– Марьяна…

Тишина.

– Марья-ана!..

Ни звука. Избушка пустовала. Пролежав без движения ещё некоторое время, я попытался встать. Получилось не с первого раза.


«Нужно её найти. Сказать!»

Первым звоночком стал снег. Под моими ногами он не таял, не обжигал холодом босые ступни. Но в тот миг я не обратил на это внимания. Мой взгляд был прикован к ведьме, неподвижно стоявшей на коленях посреди поляны, спиной ко мне. Лес молчал вокруг нас, не решаясь потревожить хозяйку. Её локоны струились по коричневой шали прелой листвы, как лоскуты ночи. Марьяна, казалось, даже не дышала.

Я сорвался с места, в несколько длинных прыжков преодолел разделявшее нас расстояние, и рухнул на колени рядом с ней.

– Что с тобой?

Она подняла голову. Я ощутил, как по коже побежали мурашки страха. Любимые зелёные глаза теперь совершенно выцвели, посерели, из малахитов превратившись в битое стекло. Взгляд ведьмы был устремлён одновременно ко мне, сквозь меня и куда-то глубоко внутрь самой Марьяны.

– Как долго ты здесь?..

– Двенадцать часов.

– Ты… Ты использовала Пустоцвет?

Она лишь кивнула. Локоны ожили на мгновение, рассыпались новым узором по узким плечам, и опять замерли.

– Не нужно было, Марьян…

– Не нужно, – эхом отозвалась ведьма. – Помоги встать. Ноги затекли.

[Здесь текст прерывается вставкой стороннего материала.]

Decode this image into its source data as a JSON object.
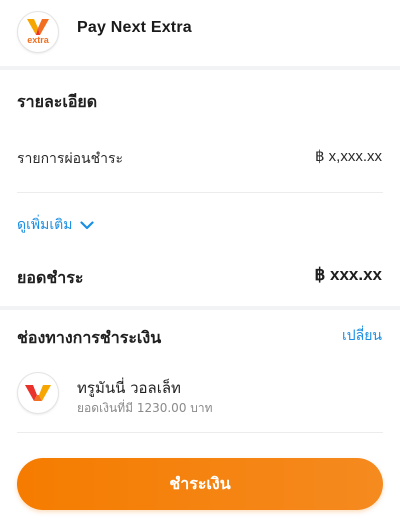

Мы пошли в избушку вдвоём, проваливаясь в неутоптанный ещё снег. Дома ведьма уселась около жаровни, обхватив руками голые колени. Я запер дверь.

– Что случилось?

– Всё, – бесцветно ответила Марьяна. – Случилось, случится, случается. Всё сразу, и всё в моей голове.

– Я не…

– «Раскроются тебе Явь, Навь и Правь». Понимаешь? Цветок нёс всеведение. А я его приняла. И теперь, – она с болью улыбнулась и откинулась спиной на стену сруба, – мне всё-всё-всё понятно.

– Там… Было чёрное солнце.

– Не волнуйся, – хмыкнула ведьма. – До восхода ещё далеко.

Я умолк, представляя себе, каково сейчас Марьяне. «Многие знания – многие печали», да? А как быть, если внутри тебя абсолютно всё?.. Всё?

– Если ты теперь всеведущая, значит, можешь сказать, кто я на самом деле?

Она не сумела подавить истерический смешок.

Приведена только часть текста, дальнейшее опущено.